UK migration hits record high
New figures show the UK’s net migration reached a record 606,000 in 2022 despite Brexit and a decade of successive Conservative government pledging to reduce migration
The figures, from Britain’s Office for National Statistics (ONS), showed more people from outside the EU arriving on student and work visas, as well as high numbers of people arriving under the Ukraine and Hong Kong settlement schemes.
The ONS data shows an estimated 1.2 million people arrived in the UK, while 557,000 left in the same period. The 606,000 figure is up from 164,000 in 2021.
The ONS said that of the 925,000 non-EU nationals who came to the UK in 2022, almost 40 per cent arrived on student visas – but it added that students “typically” don’t stay long term, and the majority leave when their courses end.
The second biggest driver of the 2022 increase was the number of work-related arrivals from outside the EU, which nearly doubled from 137,000 to 235,000 in the space of a year, the ONS said.
“Net migration continues to increase despite Brexit: more EU nationals left the UK last year (202,000) than arrived (151,000),” the agency said.
Resettlement schemes triggered by what the ONS called “unprecedented world events” were the third biggest driver of the increase.
The number of non-EU nationals who arrived in the UK via humanitarian routes rose from 9 per cent to 19 per cent in 2022.
Among them were 114,000 Ukrainians, and 52,000 Hong Kong citizens who were offered a special visa scheme created after China imposed a national security law in the former British colony.
But the UK’s Prime Minister Rishi Sunak has said that migration was not out of control.
Under then Conservative Prime Minister David Cameron, the Conservatives pledged to get net migration below 100,000, and the party’s 2019 manifesto also committed to getting the rate down, without setting a specific target.
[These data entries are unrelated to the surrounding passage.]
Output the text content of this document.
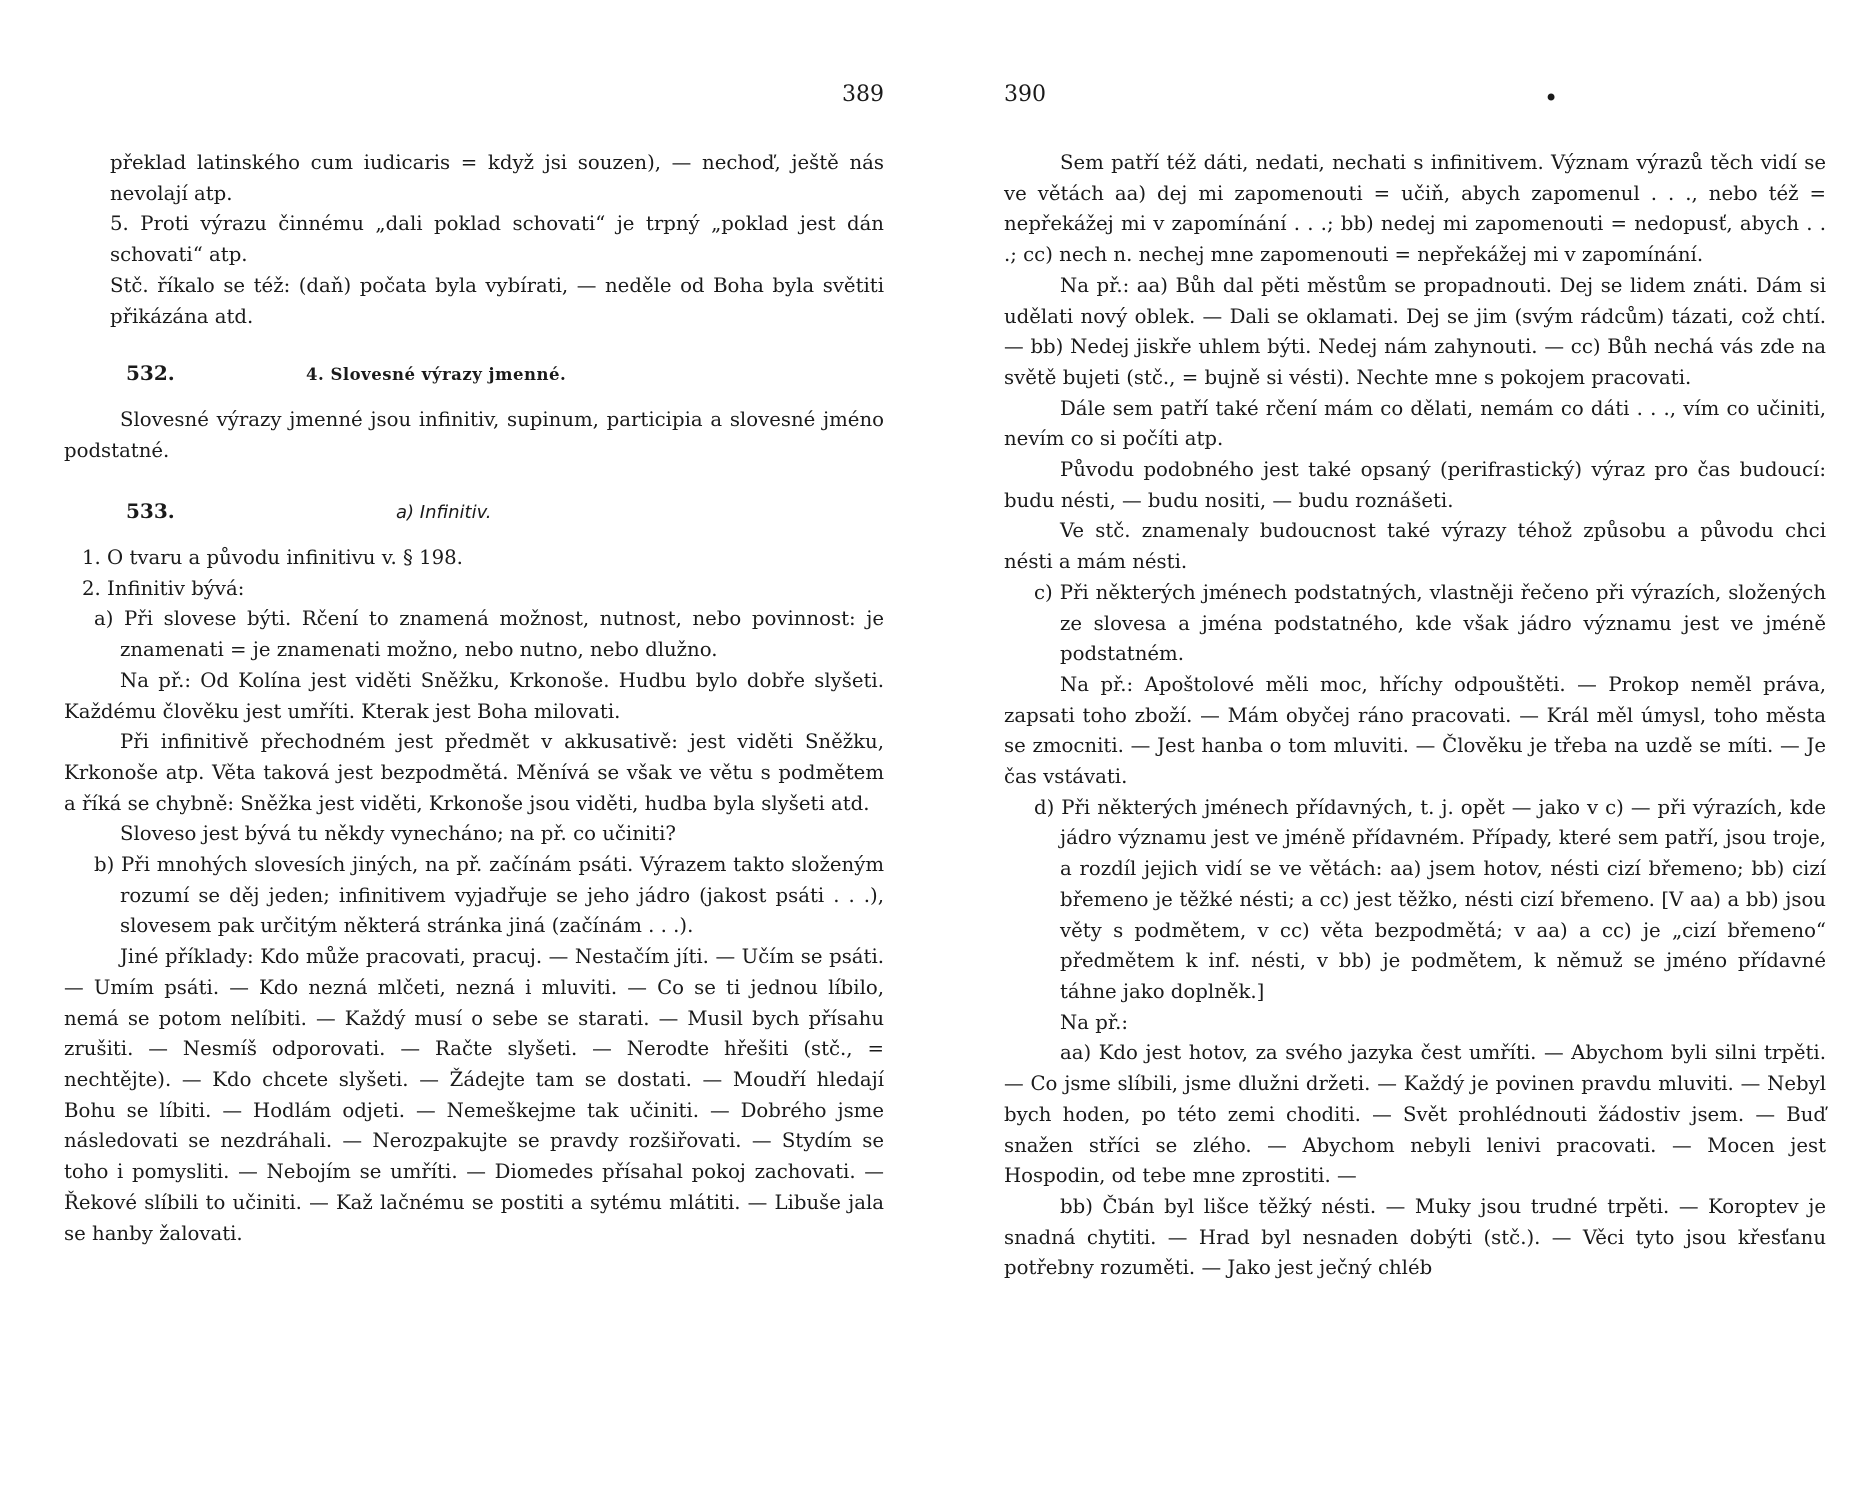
389

překlad latinského cum iudicaris = když jsi souzen), — nechoď, ještě nás nevolají atp.

5. Proti výrazu činnému „dali poklad schovati“ je trpný „poklad jest dán schovati“ atp.

Stč. říkalo se též: (daň) počata byla vybírati, — neděle od Boha byla světiti přikázána atd.

532.	4. Slovesné výrazy jmenné.

Slovesné výrazy jmenné jsou infinitiv, supinum, participia a slovesné jméno podstatné.

533.	a) Infinitiv.

1. O tvaru a původu infinitivu v. § 198.

2. Infinitiv bývá:

a) Při slovese býti. Rčení to znamená možnost, nutnost, nebo povinnost: je znamenati = je znamenati možno, nebo nutno, nebo dlužno.

Na př.: Od Kolína jest viděti Sněžku, Krkonoše. Hudbu bylo dobře slyšeti. Každému člověku jest umříti. Kterak jest Boha milovati.

Při infinitivě přechodném jest předmět v akkusativě: jest viděti Sněžku, Krkonoše atp. Věta taková jest bezpodmětá. Měnívá se však ve větu s podmětem a říká se chybně: Sněžka jest viděti, Krkonoše jsou viděti, hudba byla slyšeti atd.

Sloveso jest bývá tu někdy vynecháno; na př. co učiniti?

b) Při mnohých slovesích jiných, na př. začínám psáti. Výrazem takto složeným rozumí se děj jeden; infinitivem vyjadřuje se jeho jádro (jakost psáti . . .), slovesem pak určitým některá stránka jiná (začínám . . .).

Jiné příklady: Kdo může pracovati, pracuj. — Nestačím jíti. — Učím se psáti. — Umím psáti. — Kdo nezná mlčeti, nezná i mluviti. — Co se ti jednou líbilo, nemá se potom nelíbiti. — Každý musí o sebe se starati. — Musil bych přísahu zrušiti. — Nesmíš odporovati. — Račte slyšeti. — Nerodte hřešiti (stč., = nechtějte). — Kdo chcete slyšeti. — Žádejte tam se dostati. — Moudří hledají Bohu se líbiti. — Hodlám odjeti. — Nemeškejme tak učiniti. — Dobrého jsme následovati se nezdráhali. — Nerozpakujte se pravdy rozšiřovati. — Stydím se toho i pomysliti. — Nebojím se umříti. — Diomedes přísahal pokoj zachovati. — Řekové slíbili to učiniti. — Kaž lačnému se postiti a sytému mlátiti. — Libuše jala se hanby žalovati.

390	•

Sem patří též dáti, nedati, nechati s infinitivem. Význam výrazů těch vidí se ve větách aa) dej mi zapomenouti = učiň, abych zapomenul . . ., nebo též = nepřekážej mi v zapomínání . . .; bb) nedej mi zapomenouti = nedopusť, abych . . .; cc) nech n. nechej mne zapomenouti = nepřekážej mi v zapomínání.

Na př.: aa) Bůh dal pěti městům se propadnouti. Dej se lidem znáti. Dám si udělati nový oblek. — Dali se oklamati. Dej se jim (svým rádcům) tázati, což chtí. — bb) Nedej jiskře uhlem býti. Nedej nám zahynouti. — cc) Bůh nechá vás zde na světě bujeti (stč., = bujně si vésti). Nechte mne s pokojem pracovati.

Dále sem patří také rčení mám co dělati, nemám co dáti . . ., vím co učiniti, nevím co si počíti atp.

Původu podobného jest také opsaný (perifrastický) výraz pro čas budoucí: budu nésti, — budu nositi, — budu roznášeti.

Ve stč. znamenaly budoucnost také výrazy téhož způsobu a původu chci nésti a mám nésti.

c) Při některých jménech podstatných, vlastněji řečeno při výrazích, složených ze slovesa a jména podstatného, kde však jádro významu jest ve jméně podstatném.

Na př.: Apoštolové měli moc, hříchy odpouštěti. — Prokop neměl práva, zapsati toho zboží. — Mám obyčej ráno pracovati. — Král měl úmysl, toho města se zmocniti. — Jest hanba o tom mluviti. — Člověku je třeba na uzdě se míti. — Je čas vstávati.

d) Při některých jménech přídavných, t. j. opět — jako v c) — při výrazích, kde jádro významu jest ve jméně přídavném. Případy, které sem patří, jsou troje, a rozdíl jejich vidí se ve větách: aa) jsem hotov, nésti cizí břemeno; bb) cizí břemeno je těžké nésti; a cc) jest těžko, nésti cizí břemeno. [V aa) a bb) jsou věty s podmětem, v cc) věta bezpodmětá; v aa) a cc) je „cizí břemeno“ předmětem k inf. nésti, v bb) je podmětem, k němuž se jméno přídavné táhne jako doplněk.]

Na př.:

aa) Kdo jest hotov, za svého jazyka čest umříti. — Abychom byli silni trpěti. — Co jsme slíbili, jsme dlužni držeti. — Každý je povinen pravdu mluviti. — Nebyl bych hoden, po této zemi choditi. — Svět prohlédnouti žádostiv jsem. — Buď snažen stříci se zlého. — Abychom nebyli lenivi pracovati. — Mocen jest Hospodin, od tebe mne zprostiti. —

bb) Čbán byl lišce těžký nésti. — Muky jsou trudné trpěti. — Koroptev je snadná chytiti. — Hrad byl nesnaden dobýti (stč.). — Věci tyto jsou křesťanu potřebny rozuměti. — Jako jest ječný chléb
Mr Sunak said measures to tighten visa rules for overseas students recently put in place would bring migration levels down.
But a group representing many of the UK’s top universities, has raised concerns that the plans will impact their ability to attract income that international students inject into the British higher education system.
The Labour opposition home secretary Yvette Cooper said support given to Ukrainians and people from Hong Kong had unusually inflated the figures.
“Net migration is more than twice the level ministers were aiming for, and the asylum backlog is at a record high despite Rishi Sunak promising to clear it this year,” she said.
Ms Cooper also criticised the government for failing to tackle skills shortages, especially in health and social care, or to get people back into work after the pandemic.